In short, while the objectors claim to accept the Court’s proposal, their true message is clear: We insist that you create a new, second-class program for women who need access to contraception, and we may well fight to prevent you from doing even that. Although some commentators viewed it differently, this wolf comes thinly veiled indeed.
Greg Lipper (@theglipper) is Senior Litigation Counsel at Americans United for Separation of Church and State.
I’m sorry. I don’t understand Your reasoning. You seem to have either carelessly or willfully overlooked this keep passage on the very first page of the brief to which *You* link: “Moreover, so long as the coverage provided through these alternatives is truly independent of petitioners and their plans—i.e., provided through a separate policy, with a separate enrollment process, a separate insurance card, and a separate payment source, and offered to individuals through a separate communication—petitioners’ RFRA objections would be fully addressed.”

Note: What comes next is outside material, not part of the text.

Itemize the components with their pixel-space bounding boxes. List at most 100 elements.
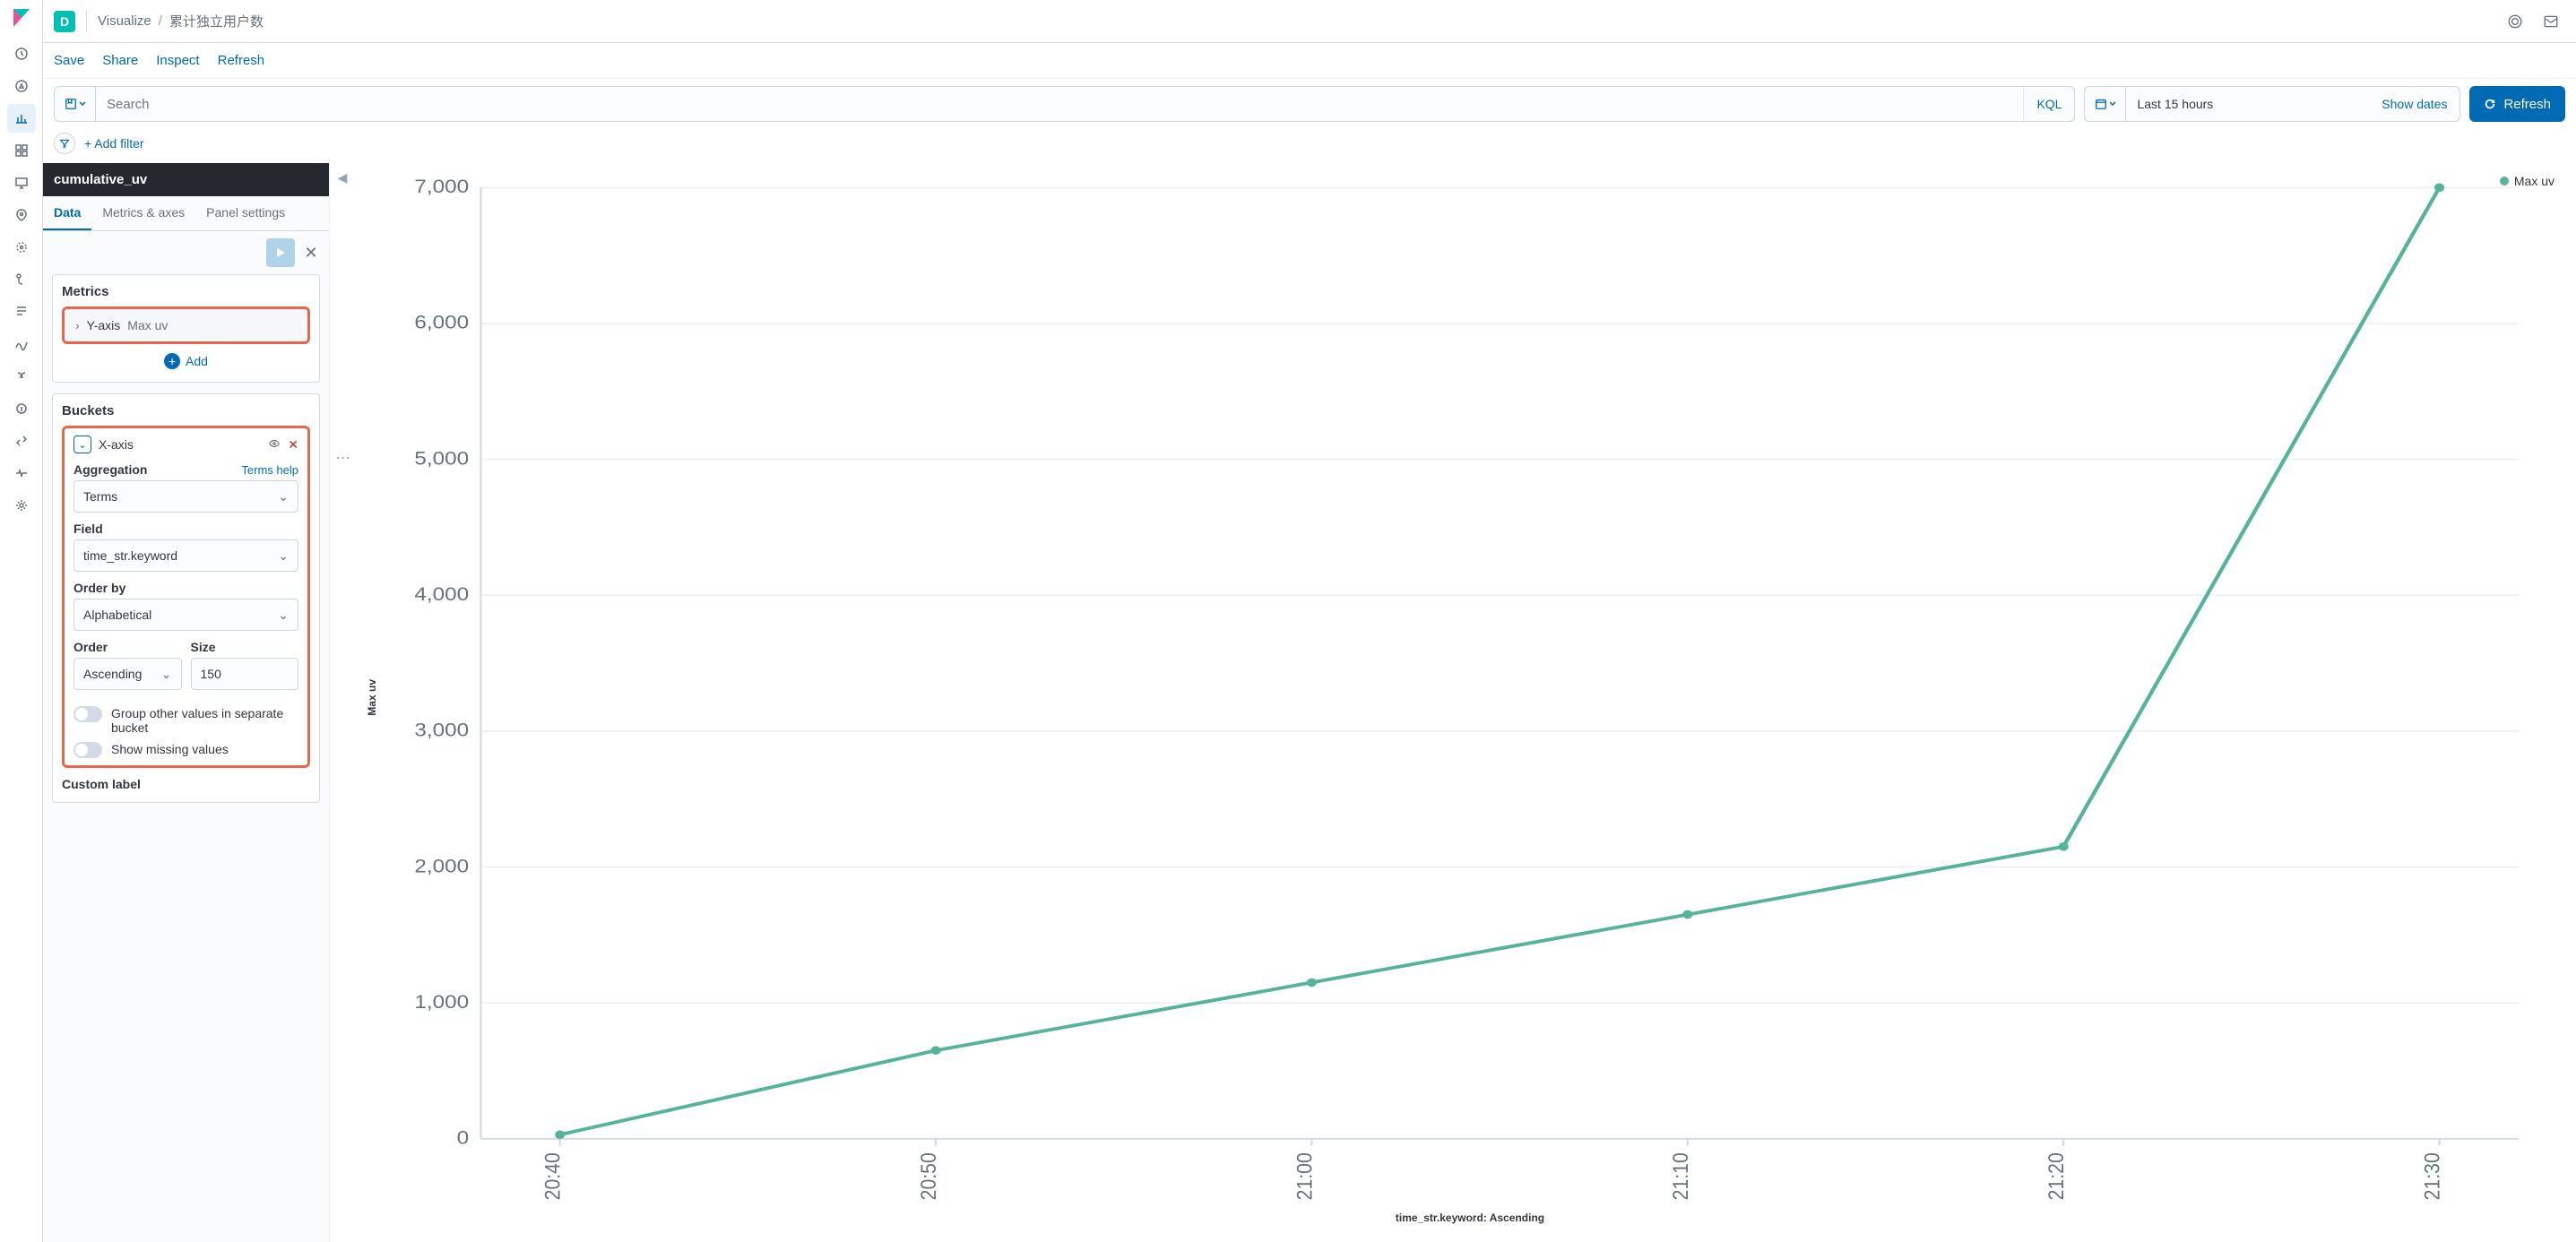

The core fundamental problem with all of this is that all RFRA laws are unconstitutional, for any number of reasons. But the government is always the defendant in RFRA suits, and the government never argues that its own laws are unconstitutional.
If the Court creates any kind of second-class situation for a woman, she’ll be the one with the legal right to argue that this RFRA accommodation is an unconstitutional violation of her First Amendment (and/or Equal Protection) rights.
Hopefully Americans United for Separation of Church and State will have her back, all the way up the legal ladder to the Supreme Court again.